Fue el de anoche uno de los mejores discursos que uno le recuerda a Felipe VI. Ya en los primeros compases explicó de qué iba el tema: “Es a la Constitución y a España a lo que me quiero referir”. La referencia era especialmente pertinente por un doble motivo. En primer lugar porque es la Constitución y la unidad de España los dos valores nacionales que están en peligro. También hizo justa referencia a la jura de la Carta Magna por la heredera de la Corona, la princesa Leonor, el pasado 31 de octubre, con motivo de su mayoría de edad.

Hoy la Constitución es un asunto que invoca todo el mundo, con razón o sin ella. Los dos partidos más destacados de la democracia española se acusan mutuamente de incumplirla, aunque sin el mismo grado de acierto. El presidente del Gobierno debe de creer, ya lo he dicho alguna vez, que la Constitución es un marco jurídico que obliga al principal partido de la oposición a renovar a los vocales del Consejo General del Poder Judicial, una vez que haya concluido su mandato. No considera en cambio que haya un mandato constitucional que obliga a cambiar el procedimiento de elección de dichos vocales con el fin de que sean los jueces los que elijan a los miembros del Gobierno de los jueces, aquella medida que el felipismo se cargó con la Ley del Poder Judicial en 1985. Uno aprobó el otro día que haya un mediador cualificado para participar en las negociaciones entre el Gobierno y la oposición, pero es de temer que me pasara de optimismo. La banda de Sánchez exigirá la renovación, apoyada por la Unión Europea, como es de ley, pero hará oídos de mercader a la petición de reforma del procedimiento, como también era de ley.

Como dijo para rematar su invocación a la Constitución, fuera del respeto a ella no hay democracia ni convivencia posibles; no hay libertades, sino imposición; no hay ley, sino arbitrariedad. Fuera de la Constitución no hay una España en paz y libertad”. La democracia, dijo con exacta expresión “requiere unos consensos básicos y amplios sobre los principios que hemos compartido y que nos unen desde hace varias generaciones”.

La Constitución ha sido, como muy bien dijo, el mayor éxito político de nuestra reciente historia y supuso la culminación de un proceso que mereció una admiración y un reconocimiento internacional extraordinarios. También un reconocimiento interno, nacional. Nunca se había sentido uno tan reconciliado con su condición de español como en estos 45 años de vigencia de la ley de leyes que nos dimos en el referéndum  del 6 de diciembre de 1978.

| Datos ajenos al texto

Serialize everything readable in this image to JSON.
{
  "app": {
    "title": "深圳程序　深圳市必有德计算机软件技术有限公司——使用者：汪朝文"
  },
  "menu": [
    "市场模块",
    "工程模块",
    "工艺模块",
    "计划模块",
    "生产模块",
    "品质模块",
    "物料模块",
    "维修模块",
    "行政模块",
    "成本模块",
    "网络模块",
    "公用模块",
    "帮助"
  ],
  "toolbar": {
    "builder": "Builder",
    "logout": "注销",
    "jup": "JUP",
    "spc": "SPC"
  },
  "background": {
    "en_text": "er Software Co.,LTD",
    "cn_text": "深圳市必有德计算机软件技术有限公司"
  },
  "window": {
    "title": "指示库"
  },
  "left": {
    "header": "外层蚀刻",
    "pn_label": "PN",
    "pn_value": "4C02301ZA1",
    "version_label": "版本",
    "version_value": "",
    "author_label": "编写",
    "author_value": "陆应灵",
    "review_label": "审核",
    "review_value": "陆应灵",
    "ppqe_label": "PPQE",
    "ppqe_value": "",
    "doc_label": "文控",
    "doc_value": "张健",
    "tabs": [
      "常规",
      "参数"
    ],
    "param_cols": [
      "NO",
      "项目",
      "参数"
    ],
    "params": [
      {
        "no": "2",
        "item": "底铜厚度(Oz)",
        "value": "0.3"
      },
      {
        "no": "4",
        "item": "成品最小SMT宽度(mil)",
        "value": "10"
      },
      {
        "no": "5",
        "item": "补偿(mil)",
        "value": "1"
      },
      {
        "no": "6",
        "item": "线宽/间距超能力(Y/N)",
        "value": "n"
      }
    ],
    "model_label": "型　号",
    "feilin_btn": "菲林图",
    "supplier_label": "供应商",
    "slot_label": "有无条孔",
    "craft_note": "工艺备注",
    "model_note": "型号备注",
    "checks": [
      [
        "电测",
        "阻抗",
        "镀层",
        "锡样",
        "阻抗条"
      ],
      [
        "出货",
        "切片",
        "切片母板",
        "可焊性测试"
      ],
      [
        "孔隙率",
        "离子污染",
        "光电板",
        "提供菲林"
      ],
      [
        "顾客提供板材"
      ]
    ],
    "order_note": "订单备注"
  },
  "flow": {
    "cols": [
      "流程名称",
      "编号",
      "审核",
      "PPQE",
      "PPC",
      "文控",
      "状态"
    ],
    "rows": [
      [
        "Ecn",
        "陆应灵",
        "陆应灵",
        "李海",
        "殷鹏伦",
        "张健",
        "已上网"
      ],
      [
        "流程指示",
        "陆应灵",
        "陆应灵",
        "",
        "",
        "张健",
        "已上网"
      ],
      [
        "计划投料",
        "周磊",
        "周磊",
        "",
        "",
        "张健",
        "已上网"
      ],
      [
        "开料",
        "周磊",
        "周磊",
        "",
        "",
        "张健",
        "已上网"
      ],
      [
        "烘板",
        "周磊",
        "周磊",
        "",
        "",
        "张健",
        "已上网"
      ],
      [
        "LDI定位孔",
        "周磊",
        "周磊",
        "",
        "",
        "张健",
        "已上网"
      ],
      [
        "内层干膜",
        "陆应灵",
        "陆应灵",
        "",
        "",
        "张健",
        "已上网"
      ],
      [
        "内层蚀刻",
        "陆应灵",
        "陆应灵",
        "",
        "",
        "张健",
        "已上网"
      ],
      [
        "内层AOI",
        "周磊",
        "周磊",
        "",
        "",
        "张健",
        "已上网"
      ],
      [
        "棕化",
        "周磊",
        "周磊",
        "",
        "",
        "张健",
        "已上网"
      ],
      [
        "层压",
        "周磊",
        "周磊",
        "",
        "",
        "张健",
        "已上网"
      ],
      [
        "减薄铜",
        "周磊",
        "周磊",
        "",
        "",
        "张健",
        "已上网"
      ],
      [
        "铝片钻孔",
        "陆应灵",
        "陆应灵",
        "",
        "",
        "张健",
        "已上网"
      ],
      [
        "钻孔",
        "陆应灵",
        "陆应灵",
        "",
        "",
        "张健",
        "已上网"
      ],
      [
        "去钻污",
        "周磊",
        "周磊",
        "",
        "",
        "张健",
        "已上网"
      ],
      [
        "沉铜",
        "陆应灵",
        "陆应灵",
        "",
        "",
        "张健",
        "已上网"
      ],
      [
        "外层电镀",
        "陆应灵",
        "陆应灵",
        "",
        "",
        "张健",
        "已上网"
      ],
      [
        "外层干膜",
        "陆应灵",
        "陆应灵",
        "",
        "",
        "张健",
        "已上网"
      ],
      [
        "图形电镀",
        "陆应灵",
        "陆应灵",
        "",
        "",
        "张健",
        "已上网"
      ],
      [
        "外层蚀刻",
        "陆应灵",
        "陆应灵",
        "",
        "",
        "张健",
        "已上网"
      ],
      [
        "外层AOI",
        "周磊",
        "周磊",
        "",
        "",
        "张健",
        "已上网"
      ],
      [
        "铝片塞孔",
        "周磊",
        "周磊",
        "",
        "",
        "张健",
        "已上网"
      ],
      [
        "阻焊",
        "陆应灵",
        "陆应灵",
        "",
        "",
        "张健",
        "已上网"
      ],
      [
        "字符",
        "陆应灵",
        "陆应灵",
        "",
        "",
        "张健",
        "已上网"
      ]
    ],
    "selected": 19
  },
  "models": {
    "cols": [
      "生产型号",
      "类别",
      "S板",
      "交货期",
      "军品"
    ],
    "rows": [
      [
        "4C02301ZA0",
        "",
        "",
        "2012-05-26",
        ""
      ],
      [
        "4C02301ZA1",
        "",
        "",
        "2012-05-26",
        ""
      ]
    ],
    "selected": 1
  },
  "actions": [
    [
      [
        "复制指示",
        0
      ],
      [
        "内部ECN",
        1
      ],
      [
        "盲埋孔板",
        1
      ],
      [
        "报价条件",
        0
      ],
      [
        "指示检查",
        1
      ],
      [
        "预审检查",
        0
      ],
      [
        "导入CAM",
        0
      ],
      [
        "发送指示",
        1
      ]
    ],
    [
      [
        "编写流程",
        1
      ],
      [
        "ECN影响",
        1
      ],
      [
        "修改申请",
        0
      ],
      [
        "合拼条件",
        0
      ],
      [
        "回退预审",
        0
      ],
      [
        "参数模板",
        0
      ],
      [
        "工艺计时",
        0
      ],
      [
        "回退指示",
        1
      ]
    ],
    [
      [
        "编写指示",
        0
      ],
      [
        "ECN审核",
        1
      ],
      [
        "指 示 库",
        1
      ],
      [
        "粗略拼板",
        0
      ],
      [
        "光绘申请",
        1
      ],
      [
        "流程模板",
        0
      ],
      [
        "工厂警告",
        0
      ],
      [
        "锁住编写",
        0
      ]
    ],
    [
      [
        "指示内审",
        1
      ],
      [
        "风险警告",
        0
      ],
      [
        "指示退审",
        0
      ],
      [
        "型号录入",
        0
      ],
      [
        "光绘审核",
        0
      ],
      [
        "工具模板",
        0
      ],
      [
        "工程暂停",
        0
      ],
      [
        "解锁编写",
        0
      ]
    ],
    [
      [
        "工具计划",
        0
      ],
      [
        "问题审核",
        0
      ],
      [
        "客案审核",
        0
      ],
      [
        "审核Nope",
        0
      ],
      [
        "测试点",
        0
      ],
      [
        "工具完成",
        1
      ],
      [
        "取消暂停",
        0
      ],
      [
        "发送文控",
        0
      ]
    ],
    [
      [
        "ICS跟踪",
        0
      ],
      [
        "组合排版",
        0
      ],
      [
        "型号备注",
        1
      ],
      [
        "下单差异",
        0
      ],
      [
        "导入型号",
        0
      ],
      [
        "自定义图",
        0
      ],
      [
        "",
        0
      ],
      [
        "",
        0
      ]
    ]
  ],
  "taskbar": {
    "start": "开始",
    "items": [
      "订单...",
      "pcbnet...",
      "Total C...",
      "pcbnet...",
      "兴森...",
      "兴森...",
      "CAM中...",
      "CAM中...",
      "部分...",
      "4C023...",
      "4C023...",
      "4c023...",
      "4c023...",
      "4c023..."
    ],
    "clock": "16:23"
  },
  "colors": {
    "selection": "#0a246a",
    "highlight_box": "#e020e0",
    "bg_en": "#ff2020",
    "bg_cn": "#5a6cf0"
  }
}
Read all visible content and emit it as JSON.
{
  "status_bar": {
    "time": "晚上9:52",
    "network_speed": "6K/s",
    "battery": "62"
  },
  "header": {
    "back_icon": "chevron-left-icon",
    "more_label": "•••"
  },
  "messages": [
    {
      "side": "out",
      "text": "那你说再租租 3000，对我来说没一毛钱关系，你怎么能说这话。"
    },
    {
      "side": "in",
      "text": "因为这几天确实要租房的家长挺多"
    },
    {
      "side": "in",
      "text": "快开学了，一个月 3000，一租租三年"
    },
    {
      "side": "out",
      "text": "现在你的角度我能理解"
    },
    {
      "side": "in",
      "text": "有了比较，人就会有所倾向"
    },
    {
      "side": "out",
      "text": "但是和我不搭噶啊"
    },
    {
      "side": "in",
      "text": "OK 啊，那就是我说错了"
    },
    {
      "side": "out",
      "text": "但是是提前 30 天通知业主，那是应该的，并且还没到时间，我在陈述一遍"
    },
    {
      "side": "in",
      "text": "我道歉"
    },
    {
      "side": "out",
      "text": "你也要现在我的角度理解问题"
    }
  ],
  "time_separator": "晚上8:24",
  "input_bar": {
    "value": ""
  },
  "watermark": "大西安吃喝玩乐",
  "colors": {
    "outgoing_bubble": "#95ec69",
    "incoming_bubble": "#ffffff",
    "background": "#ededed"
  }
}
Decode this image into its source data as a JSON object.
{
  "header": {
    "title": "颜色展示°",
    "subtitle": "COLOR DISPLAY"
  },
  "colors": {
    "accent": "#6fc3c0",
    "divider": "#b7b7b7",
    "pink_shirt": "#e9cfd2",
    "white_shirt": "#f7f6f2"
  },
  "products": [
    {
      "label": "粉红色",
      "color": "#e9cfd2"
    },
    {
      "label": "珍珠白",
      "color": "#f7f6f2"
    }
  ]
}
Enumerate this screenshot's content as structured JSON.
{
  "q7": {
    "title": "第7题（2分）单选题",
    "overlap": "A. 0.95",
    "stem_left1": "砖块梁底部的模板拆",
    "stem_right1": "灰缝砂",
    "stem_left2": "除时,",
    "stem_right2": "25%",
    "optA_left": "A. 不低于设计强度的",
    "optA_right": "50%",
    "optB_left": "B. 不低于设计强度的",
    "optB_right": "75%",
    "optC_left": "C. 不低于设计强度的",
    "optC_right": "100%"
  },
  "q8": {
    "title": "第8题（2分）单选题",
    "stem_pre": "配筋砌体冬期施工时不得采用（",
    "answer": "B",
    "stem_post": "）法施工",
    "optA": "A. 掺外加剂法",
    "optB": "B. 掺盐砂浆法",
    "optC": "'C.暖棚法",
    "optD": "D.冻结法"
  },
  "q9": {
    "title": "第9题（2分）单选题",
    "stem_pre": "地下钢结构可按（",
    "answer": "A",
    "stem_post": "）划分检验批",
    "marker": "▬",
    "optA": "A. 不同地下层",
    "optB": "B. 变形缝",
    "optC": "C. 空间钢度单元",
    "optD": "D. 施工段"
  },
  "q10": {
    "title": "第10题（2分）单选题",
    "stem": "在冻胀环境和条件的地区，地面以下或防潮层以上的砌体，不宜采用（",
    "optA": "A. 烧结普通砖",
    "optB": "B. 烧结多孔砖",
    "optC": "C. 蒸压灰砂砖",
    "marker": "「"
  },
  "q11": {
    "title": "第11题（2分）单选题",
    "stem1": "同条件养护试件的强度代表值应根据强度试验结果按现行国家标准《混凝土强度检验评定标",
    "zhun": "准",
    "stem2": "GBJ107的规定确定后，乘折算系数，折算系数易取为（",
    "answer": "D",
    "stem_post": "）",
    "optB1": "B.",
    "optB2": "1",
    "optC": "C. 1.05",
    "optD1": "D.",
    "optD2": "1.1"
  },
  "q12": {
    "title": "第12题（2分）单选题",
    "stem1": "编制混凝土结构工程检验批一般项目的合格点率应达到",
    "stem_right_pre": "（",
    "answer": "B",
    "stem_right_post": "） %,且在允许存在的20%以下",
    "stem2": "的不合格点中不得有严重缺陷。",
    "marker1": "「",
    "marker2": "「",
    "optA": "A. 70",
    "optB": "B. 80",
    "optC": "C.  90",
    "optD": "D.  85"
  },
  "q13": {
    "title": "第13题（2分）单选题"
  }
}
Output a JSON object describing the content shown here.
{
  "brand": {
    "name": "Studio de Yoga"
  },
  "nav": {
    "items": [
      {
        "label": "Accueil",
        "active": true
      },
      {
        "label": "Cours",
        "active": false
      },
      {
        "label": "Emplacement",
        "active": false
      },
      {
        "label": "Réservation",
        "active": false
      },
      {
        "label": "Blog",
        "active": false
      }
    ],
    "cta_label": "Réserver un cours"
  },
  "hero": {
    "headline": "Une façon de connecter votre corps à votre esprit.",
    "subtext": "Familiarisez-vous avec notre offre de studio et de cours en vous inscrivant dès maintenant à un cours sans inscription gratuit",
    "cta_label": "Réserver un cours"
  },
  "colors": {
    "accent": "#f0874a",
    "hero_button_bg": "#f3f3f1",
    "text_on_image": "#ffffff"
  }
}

Justo al revés que ahora, en que parecen cobrar cuerpo para avergonzarnos los desolados versos de Jaime Gil de Biedma, en los que “el hombre/ harto ya de luchar con sus demonios/ quisiera terminar con esa historia/ de ese país de todos los demonios”.

Anoche, en medio de este paisaje yermo brilló como pocas veces el mensaje del Rey de España, que merecía otra consideración por esta peña. El Gobierno y sus cómplices están en una operación contra la Monarquía, que es una pieza esencial del ordenamiento constitucional. El Ejecutivo de Sánchez mantiene las formas en la palabra, a ellos les basta con actuar de obra. Sus secuaces expresan la misma intención de palabra y obra. Por el otro lado rebuznarán los que motejan a nuestro mejor valor político y constitucional con el ingenio romo de su insulto: Felpudo VI, dicen y probablemente se pongan críticos contra un discurso que los españoles de bien apreciamos hasta en las comas.